In an interview with CNBC, Cronin noted that the COVID-19 pandemic changed the way that people think about crises and dystopia in general. When Cronin was a child, he imagined a global nuclear change that was "swift, all-encompassing and total, and it took about 40 minutes." In contrast, Cronin writes that slow-moving catastrophes such as pandemics and climate change are in "some ways harder to defend against because you can ignore them for a really, really long time". Cronin further commented that he drew inspiration from Elon Musk and his private space program, as well as income inequality and late-stage capitalism, when thinking about the ideas that became The Ferryman.[1]

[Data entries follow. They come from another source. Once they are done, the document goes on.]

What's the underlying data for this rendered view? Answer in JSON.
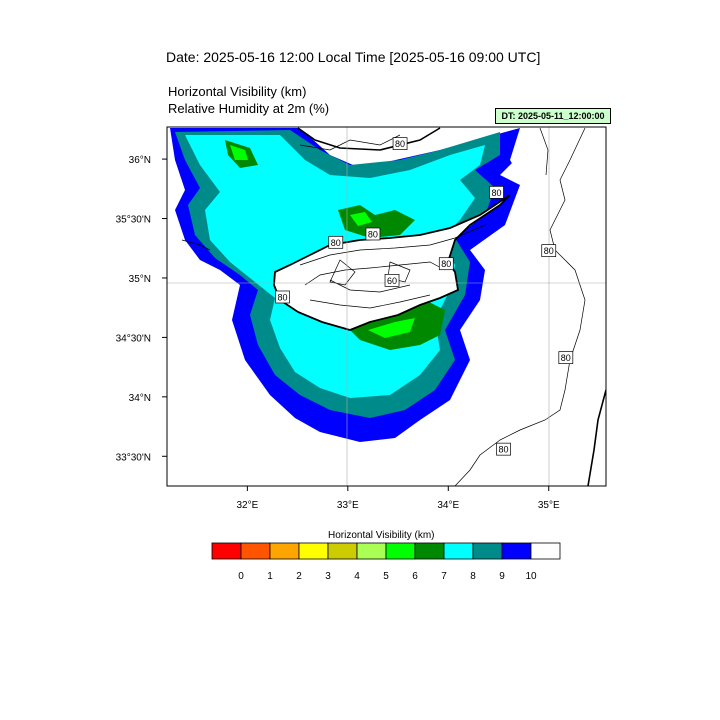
{
  "titles": {
    "date": "Date: 2025-05-16  12:00 Local Time [2025-05-16  09:00 UTC]",
    "var1": "Horizontal Visibility   (km)",
    "var2": "Relative Humidity at 2m   (%)",
    "dt_badge": "DT: 2025-05-11_12:00:00"
  },
  "map": {
    "lon_ticks": [
      {
        "value": 32,
        "label": "32°E"
      },
      {
        "value": 33,
        "label": "33°E"
      },
      {
        "value": 34,
        "label": "34°E"
      },
      {
        "value": 35,
        "label": "35°E"
      }
    ],
    "lat_ticks": [
      {
        "value": 36,
        "label": "36°N"
      },
      {
        "value": 35.5,
        "label": "35°30'N"
      },
      {
        "value": 35,
        "label": "35°N"
      },
      {
        "value": 34.5,
        "label": "34°30'N"
      },
      {
        "value": 34,
        "label": "34°N"
      },
      {
        "value": 33.5,
        "label": "33°30'N"
      }
    ],
    "contour_labels": [
      {
        "lon": 33.52,
        "lat": 36.13,
        "text": "80"
      },
      {
        "lon": 34.48,
        "lat": 35.72,
        "text": "80"
      },
      {
        "lon": 33.25,
        "lat": 35.37,
        "text": "80"
      },
      {
        "lon": 32.88,
        "lat": 35.3,
        "text": "80"
      },
      {
        "lon": 33.98,
        "lat": 35.12,
        "text": "80"
      },
      {
        "lon": 35.0,
        "lat": 35.23,
        "text": "80"
      },
      {
        "lon": 33.44,
        "lat": 34.98,
        "text": "60"
      },
      {
        "lon": 32.35,
        "lat": 34.84,
        "text": "80"
      },
      {
        "lon": 35.17,
        "lat": 34.33,
        "text": "80"
      },
      {
        "lon": 34.55,
        "lat": 33.56,
        "text": "80"
      }
    ]
  },
  "colorbar": {
    "title": "Horizontal Visibility  (km)",
    "colors": [
      "#ff0000",
      "#ff5500",
      "#ffa500",
      "#ffff00",
      "#cccc00",
      "#aaff55",
      "#00ff00",
      "#008800",
      "#00ffff",
      "#008b8b",
      "#0000ff",
      "#ffffff"
    ],
    "labels": [
      "0",
      "1",
      "2",
      "3",
      "4",
      "5",
      "6",
      "7",
      "8",
      "9",
      "10"
    ]
  }
}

A starred review for Kirkus called the book "a dystopian novel that doubles as a detective story". The review praised Proctor's characterization and the "authentically surprising" plot twists, calling the novel "another excellent offering from an author with a boundless imagination and talent to spare."[2] Publishers Weekly also gave the novel a starred review. This review praised the novel's style, writing that Cronin "established the foundations for what appears to be a classic dystopian tale" but that the plot twists "[push] it into the realm of provocative conceptual science fiction". The review praised the characterization as well, calling the end result "a sensational speculative tale".[3]
A review in Book Reporter called the novel "a tale full of relatable human experience and emotion". The same review noted that the reality of the final third of the book "is not always clearly rendered on the page, and the plot twists on itself a couple of times with a few weird or diversionary scenes".[4] Writing for the New York Journal of Books, David Walton praised Cronin's prose and characterization, while calling the ending "lackluster" and "disappointing after the long setup".[5] A review in the New York Times wrote that the story was engrossing and entertaining, but ultimately called it "an anodyne, occasionally beautiful diversion".[6] A review for the Washington Post praised the worldbuilding of the first half of the novel, but felt that the "topsy-turvy thriller is torn apart by the unsustainable imbalance between its profound intentions and its ultimately silly execution".[7]
Writing for Tor.com, Vanessa Armstrong stated that Proctor was a privileged and unlikeable protagonist. She criticized the novel's treatment of female characters: "Women in this novel serve as mere support structures to Proctor, and with one notable exception, the main female characters in the book are either his mother or someone he has sex with." Armstrong concluded that the novel was not "a memorable or even worthwhile read".[8]